LTI 1.3 (Learning Tools Interoperability)
LTI 1.3 is the IMS Global standard for embedding third-party learning tools inside a Learning Management System. When Canvas "deep-links" a Knewton Alta assignment, or when a publisher quiz appears inside Blackboard, those are LTI launches. LTI 1.3 is the modern replacement for LTI 1.1, with OAuth 2.0 and JWT-based auth.
MathQuill
MathQuill is a widely-used JavaScript math equation editor. It renders WYSIWYG math input — fractions, exponents, integrals, matrices, summation symbols — in a regular HTML input. Knewton Alta, Learnosity-powered publisher products, and several other adaptive math platforms use MathQuill for student answer entry.
Moodle
Moodle is the most-deployed open-source Learning Management System in the world, used by universities, K-12 schools, and corporate training programs. Because every institution self-hosts (or uses MoodleCloud), Moodle deployments vary widely — your school's Moodle isn't quite anyone else's. Moodle is on version 4.x in 2026.
Proctorio
Proctorio is an online proctoring service that runs as a Chrome extension. Like Honorlock, it monitors webcam, audio, screen activity, and browser-level events during an exam. Proctorio in its default configuration does not disable other Chrome extensions or block the clipboard — tabs and extensions remain accessible unless the instructor explicitly configures full lockdown.

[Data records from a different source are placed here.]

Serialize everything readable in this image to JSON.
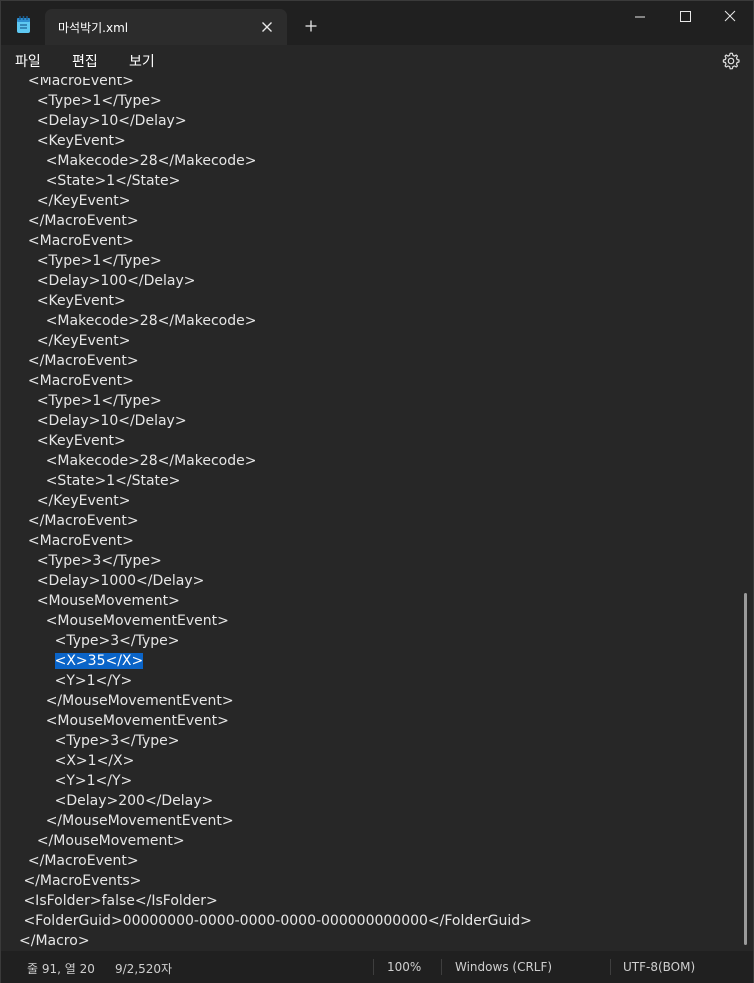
{
  "window": {
    "tab_title": "마석박기.xml"
  },
  "menu": {
    "file": "파일",
    "edit": "편집",
    "view": "보기"
  },
  "editor": {
    "lines": [
      {
        "indent": "  ",
        "text": "<MacroEvent>"
      },
      {
        "indent": "    ",
        "text": "<Type>1</Type>"
      },
      {
        "indent": "    ",
        "text": "<Delay>10</Delay>"
      },
      {
        "indent": "    ",
        "text": "<KeyEvent>"
      },
      {
        "indent": "      ",
        "text": "<Makecode>28</Makecode>"
      },
      {
        "indent": "      ",
        "text": "<State>1</State>"
      },
      {
        "indent": "    ",
        "text": "</KeyEvent>"
      },
      {
        "indent": "  ",
        "text": "</MacroEvent>"
      },
      {
        "indent": "  ",
        "text": "<MacroEvent>"
      },
      {
        "indent": "    ",
        "text": "<Type>1</Type>"
      },
      {
        "indent": "    ",
        "text": "<Delay>100</Delay>"
      },
      {
        "indent": "    ",
        "text": "<KeyEvent>"
      },
      {
        "indent": "      ",
        "text": "<Makecode>28</Makecode>"
      },
      {
        "indent": "    ",
        "text": "</KeyEvent>"
      },
      {
        "indent": "  ",
        "text": "</MacroEvent>"
      },
      {
        "indent": "  ",
        "text": "<MacroEvent>"
      },
      {
        "indent": "    ",
        "text": "<Type>1</Type>"
      },
      {
        "indent": "    ",
        "text": "<Delay>10</Delay>"
      },
      {
        "indent": "    ",
        "text": "<KeyEvent>"
      },
      {
        "indent": "      ",
        "text": "<Makecode>28</Makecode>"
      },
      {
        "indent": "      ",
        "text": "<State>1</State>"
      },
      {
        "indent": "    ",
        "text": "</KeyEvent>"
      },
      {
        "indent": "  ",
        "text": "</MacroEvent>"
      },
      {
        "indent": "  ",
        "text": "<MacroEvent>"
      },
      {
        "indent": "    ",
        "text": "<Type>3</Type>"
      },
      {
        "indent": "    ",
        "text": "<Delay>1000</Delay>"
      },
      {
        "indent": "    ",
        "text": "<MouseMovement>"
      },
      {
        "indent": "      ",
        "text": "<MouseMovementEvent>"
      },
      {
        "indent": "        ",
        "text": "<Type>3</Type>"
      },
      {
        "indent": "        ",
        "text": "<X>35</X>",
        "selected": true
      },
      {
        "indent": "        ",
        "text": "<Y>1</Y>"
      },
      {
        "indent": "      ",
        "text": "</MouseMovementEvent>"
      },
      {
        "indent": "      ",
        "text": "<MouseMovementEvent>"
      },
      {
        "indent": "        ",
        "text": "<Type>3</Type>"
      },
      {
        "indent": "        ",
        "text": "<X>1</X>"
      },
      {
        "indent": "        ",
        "text": "<Y>1</Y>"
      },
      {
        "indent": "        ",
        "text": "<Delay>200</Delay>"
      },
      {
        "indent": "      ",
        "text": "</MouseMovementEvent>"
      },
      {
        "indent": "    ",
        "text": "</MouseMovement>"
      },
      {
        "indent": "  ",
        "text": "</MacroEvent>"
      },
      {
        "indent": " ",
        "text": "</MacroEvents>"
      },
      {
        "indent": " ",
        "text": "<IsFolder>false</IsFolder>"
      },
      {
        "indent": " ",
        "text": "<FolderGuid>00000000-0000-0000-0000-000000000000</FolderGuid>"
      },
      {
        "indent": "",
        "text": "</Macro>"
      }
    ]
  },
  "status": {
    "position": "줄 91, 열 20",
    "count": "9/2,520자",
    "zoom": "100%",
    "line_ending": "Windows (CRLF)",
    "encoding": "UTF-8(BOM)"
  },
  "colors": {
    "selection": "#0a64c8",
    "background": "#272727",
    "titlebar": "#202020"
  }
}
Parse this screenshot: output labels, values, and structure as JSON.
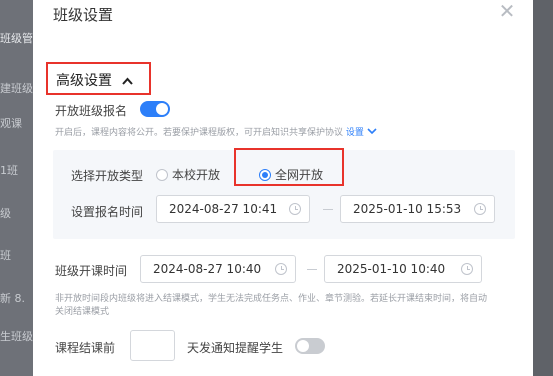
{
  "background": {
    "sidebar_items": [
      "班级管理",
      "建班级",
      "观课",
      "1班",
      "级",
      "班",
      "新 8.",
      "生班级 ("
    ]
  },
  "modal": {
    "title": "班级设置",
    "close_symbol": "✕",
    "advanced": {
      "title": "高级设置",
      "chevron": "chevron-up-icon",
      "open_enroll_label": "开放班级报名",
      "open_enroll_on": true,
      "hint_text": "开启后，课程内容将公开。若要保护课程版权，可开启知识共享保护协议",
      "hint_link": "设置",
      "enroll_type_label": "选择开放类型",
      "enroll_options": [
        {
          "label": "本校开放",
          "checked": false
        },
        {
          "label": "全网开放",
          "checked": true
        }
      ],
      "enroll_time_label": "设置报名时间",
      "enroll_start": "2024-08-27 10:41",
      "enroll_end": "2025-01-10 15:53",
      "class_time_label": "班级开课时间",
      "class_start": "2024-08-27 10:40",
      "class_end": "2025-01-10 10:40",
      "class_hint_line1": "非开放时间段内班级将进入结课模式，学生无法完成任务点、作业、章节测验。若延长开课结束时间，将自动",
      "class_hint_line2": "关闭结课模式",
      "remind_label_before": "课程结课前",
      "remind_days_value": "",
      "remind_label_after": "天发通知提醒学生",
      "remind_on": false
    }
  },
  "colors": {
    "accent": "#2d7ff9",
    "highlight": "#e8332b"
  }
}
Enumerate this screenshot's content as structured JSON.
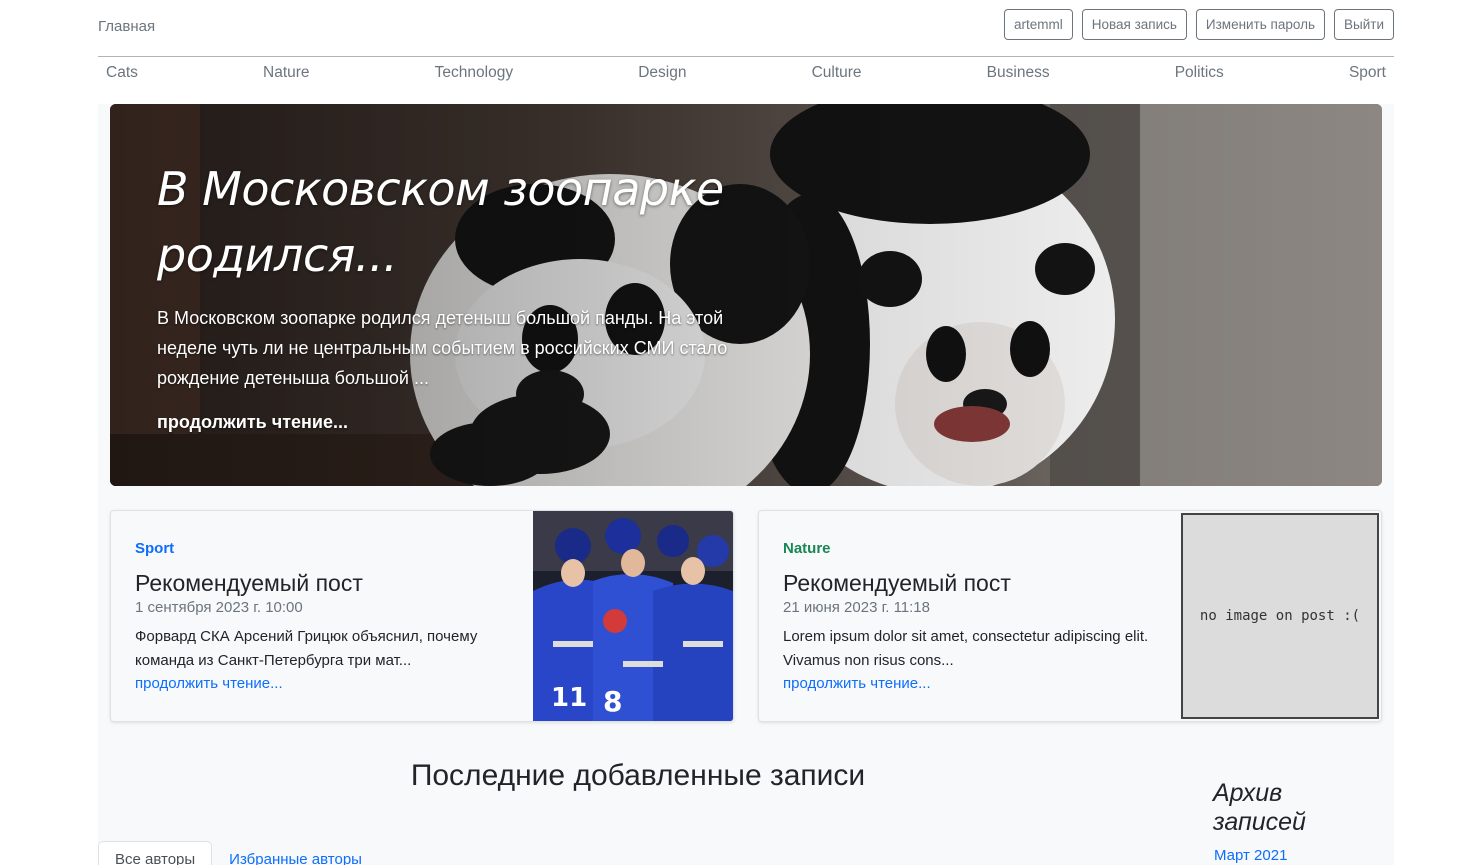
{
  "header": {
    "home_label": "Главная",
    "buttons": [
      {
        "label": "artemml"
      },
      {
        "label": "Новая запись"
      },
      {
        "label": "Изменить пароль"
      },
      {
        "label": "Выйти"
      }
    ]
  },
  "categories": [
    "Cats",
    "Nature",
    "Technology",
    "Design",
    "Culture",
    "Business",
    "Politics",
    "Sport"
  ],
  "hero": {
    "title": "В Московском зоопарке родился...",
    "excerpt": "В Московском зоопарке родился детеныш большой панды. На этой неделе чуть ли не центральным событием в российских СМИ стало рождение детеныша большой ...",
    "more_label": "продолжить чтение..."
  },
  "featured": [
    {
      "category": "Sport",
      "category_color": "#0d6efd",
      "title": "Рекомендуемый пост",
      "date": "1 сентября 2023 г. 10:00",
      "excerpt": "Форвард СКА Арсений Грицюк объяснил, почему команда из Санкт-Петербурга три мат...",
      "more_label": "продолжить чтение..."
    },
    {
      "category": "Nature",
      "category_color": "#198754",
      "title": "Рекомендуемый пост",
      "date": "21 июня 2023 г. 11:18",
      "excerpt": "Lorem ipsum dolor sit amet, consectetur adipiscing elit. Vivamus non risus cons...",
      "more_label": "продолжить чтение...",
      "no_image_text": "no image on post :("
    }
  ],
  "latest": {
    "heading": "Последние добавленные записи",
    "tabs": [
      {
        "label": "Все авторы",
        "active": true
      },
      {
        "label": "Избранные авторы",
        "active": false
      }
    ]
  },
  "archive": {
    "heading": "Архив записей",
    "items": [
      "Март 2021"
    ]
  },
  "colors": {
    "link": "#0d6efd",
    "muted": "#6c757d",
    "sport": "#0d6efd",
    "nature": "#198754"
  }
}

Respondus LockDown Browser
Respondus LockDown Browser is a closed-environment proctoring browser. While a student is taking a LockDown-protected exam, the browser disables every Chrome extension, blocks the clipboard, prevents screen recorders, and shuts off other applications. Tools that depend on browser extensions (FastSolve, password managers, etc.) cannot run inside LockDown.
Safe Exam Browser
Safe Exam Browser (SEB) is an open-source locked-down browser commonly paired with Moodle for high-stakes online exams. SEB locks the operating system into a kiosk mode, disables extensions, and blocks navigation outside the exam URL. It's similar in spirit to Respondus LockDown Browser but focused on Moodle and other open-source LMS deployments.
Schoology
Schoology is a Learning Management System owned by PowerSchool, predominantly used in K-12 education and a smaller share of higher ed. Schoology's assessment tool supports drag-and-drop, ordering, matching, fill-in-the-blank, multiple choice, multi-select, and short and long response questions.
Screenshare Detection
Screenshare detection is the broad category of techniques proctoring software uses to determine whether a student is showing their screen to a third party (or recording it) during an exam. Modern proctoring tools use a mix of webcam analysis, audio detection, OS-level screen-capture API monitoring, and behavioral signals. Detection is imperfect.